I sit, waiting, with the intent to pray, sleep still in my eyes.

The dear cat insists on joining me, creeping over into my lap, and taking far too long to circle and sit down.

He eventually lies, completely at ease, gently squashed between my knees and table, and stomach, his head pushed into my left hand, holding him up.

I’m not convinced of his stability, but he stays, his loud purrs subduing any concerns. His right paws stretches out in contentment, his eyes at rest, but with a slither of watchfulness.

I finally return to prayer and wonder what I am doing with a handful of cat to distract me, but, as he’s a cat, I take the cuddles when I can get them.

But distraction in prayer sometimes refocuses.
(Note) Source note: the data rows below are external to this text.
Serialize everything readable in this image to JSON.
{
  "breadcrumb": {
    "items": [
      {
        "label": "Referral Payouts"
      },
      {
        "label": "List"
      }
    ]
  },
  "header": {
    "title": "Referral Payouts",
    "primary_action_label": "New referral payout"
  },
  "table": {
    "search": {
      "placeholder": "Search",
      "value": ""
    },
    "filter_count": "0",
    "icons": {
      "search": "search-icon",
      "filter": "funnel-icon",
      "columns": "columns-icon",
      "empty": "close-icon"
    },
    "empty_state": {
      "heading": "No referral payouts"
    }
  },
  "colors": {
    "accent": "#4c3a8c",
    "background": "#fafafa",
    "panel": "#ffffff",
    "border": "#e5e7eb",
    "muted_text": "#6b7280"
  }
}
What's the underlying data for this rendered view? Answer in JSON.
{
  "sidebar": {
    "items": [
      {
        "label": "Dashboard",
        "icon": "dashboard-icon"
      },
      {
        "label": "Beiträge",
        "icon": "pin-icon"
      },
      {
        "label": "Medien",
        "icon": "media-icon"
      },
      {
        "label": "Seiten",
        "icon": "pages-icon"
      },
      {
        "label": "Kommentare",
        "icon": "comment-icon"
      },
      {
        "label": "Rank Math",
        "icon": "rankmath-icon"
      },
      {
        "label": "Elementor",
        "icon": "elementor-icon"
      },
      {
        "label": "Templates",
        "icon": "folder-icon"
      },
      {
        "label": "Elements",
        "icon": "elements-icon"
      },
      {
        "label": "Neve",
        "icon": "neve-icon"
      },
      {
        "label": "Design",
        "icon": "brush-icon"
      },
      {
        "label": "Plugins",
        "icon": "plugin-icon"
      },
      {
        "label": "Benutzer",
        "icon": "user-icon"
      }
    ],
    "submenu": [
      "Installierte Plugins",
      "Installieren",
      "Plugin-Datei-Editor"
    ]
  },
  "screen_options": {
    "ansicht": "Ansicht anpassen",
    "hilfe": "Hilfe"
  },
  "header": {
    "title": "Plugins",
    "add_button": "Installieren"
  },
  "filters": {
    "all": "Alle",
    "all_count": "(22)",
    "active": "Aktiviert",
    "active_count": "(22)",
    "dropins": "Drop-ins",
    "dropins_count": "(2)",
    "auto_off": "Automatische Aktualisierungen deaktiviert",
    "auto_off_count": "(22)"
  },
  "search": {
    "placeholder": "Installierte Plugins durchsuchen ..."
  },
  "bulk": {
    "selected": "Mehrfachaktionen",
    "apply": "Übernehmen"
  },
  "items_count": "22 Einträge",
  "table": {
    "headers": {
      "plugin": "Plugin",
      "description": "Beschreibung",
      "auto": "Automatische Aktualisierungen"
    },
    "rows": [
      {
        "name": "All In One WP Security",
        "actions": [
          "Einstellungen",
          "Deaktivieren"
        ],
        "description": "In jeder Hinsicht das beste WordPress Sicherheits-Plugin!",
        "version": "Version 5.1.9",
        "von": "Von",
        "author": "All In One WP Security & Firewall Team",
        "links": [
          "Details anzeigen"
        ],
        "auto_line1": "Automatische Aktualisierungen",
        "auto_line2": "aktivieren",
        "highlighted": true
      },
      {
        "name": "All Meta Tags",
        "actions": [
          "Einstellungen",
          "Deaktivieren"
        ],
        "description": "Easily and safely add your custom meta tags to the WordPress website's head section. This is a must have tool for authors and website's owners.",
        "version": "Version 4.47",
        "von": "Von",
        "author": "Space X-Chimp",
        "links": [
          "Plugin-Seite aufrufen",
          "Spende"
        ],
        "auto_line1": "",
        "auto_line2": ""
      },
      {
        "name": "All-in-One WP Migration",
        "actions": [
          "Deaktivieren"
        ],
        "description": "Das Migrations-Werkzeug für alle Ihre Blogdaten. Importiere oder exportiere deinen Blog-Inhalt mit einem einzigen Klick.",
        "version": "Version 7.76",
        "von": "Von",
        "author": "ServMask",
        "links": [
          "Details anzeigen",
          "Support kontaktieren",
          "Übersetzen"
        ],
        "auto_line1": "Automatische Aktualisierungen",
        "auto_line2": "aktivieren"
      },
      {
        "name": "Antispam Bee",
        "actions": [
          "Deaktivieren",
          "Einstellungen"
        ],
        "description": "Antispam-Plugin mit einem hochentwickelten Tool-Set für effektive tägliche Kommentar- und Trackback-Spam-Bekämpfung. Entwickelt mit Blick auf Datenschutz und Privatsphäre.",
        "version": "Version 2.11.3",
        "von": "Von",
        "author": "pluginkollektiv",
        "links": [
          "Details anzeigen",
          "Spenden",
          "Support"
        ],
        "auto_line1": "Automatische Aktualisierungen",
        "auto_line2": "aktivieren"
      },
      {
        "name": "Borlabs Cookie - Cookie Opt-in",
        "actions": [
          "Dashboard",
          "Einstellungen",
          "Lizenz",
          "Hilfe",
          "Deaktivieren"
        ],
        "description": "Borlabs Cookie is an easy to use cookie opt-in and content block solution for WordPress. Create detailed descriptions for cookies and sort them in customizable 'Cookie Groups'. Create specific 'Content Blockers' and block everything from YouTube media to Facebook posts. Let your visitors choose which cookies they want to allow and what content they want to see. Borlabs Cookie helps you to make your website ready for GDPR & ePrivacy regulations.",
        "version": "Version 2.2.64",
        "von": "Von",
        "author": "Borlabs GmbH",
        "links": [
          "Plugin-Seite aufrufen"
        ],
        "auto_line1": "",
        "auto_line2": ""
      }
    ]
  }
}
The delight and comfort and contentment in his purr reverberating in my ears calls me to be thankful, to send my purrs, sorry, prayers, off to God.

That the dear cat is family prompts me to pray for the rest of mine.

That he has such a wonderful coat invites me to ask, once, again, what am I being asked to do to help those who don’t have such protection?

That he has such trust in me, makes me consider how much trust I have in God.

The dear cat’s comforting presence stills me and I begin to hear the sounds from outside; the gentle hum of traffic, the drip of recent rain from the trees and gutters, and birds emerging in the newly washed morning.

I don’t always know what to pray for; sometimes there’s too much, or too little in my brain to sort through the particulars. Sometimes, going through the motions feels apathetic and unhelpful. But I sit, comforted in the cats purring presence, encouraged just to sit some more and wait, and be, and see what happens.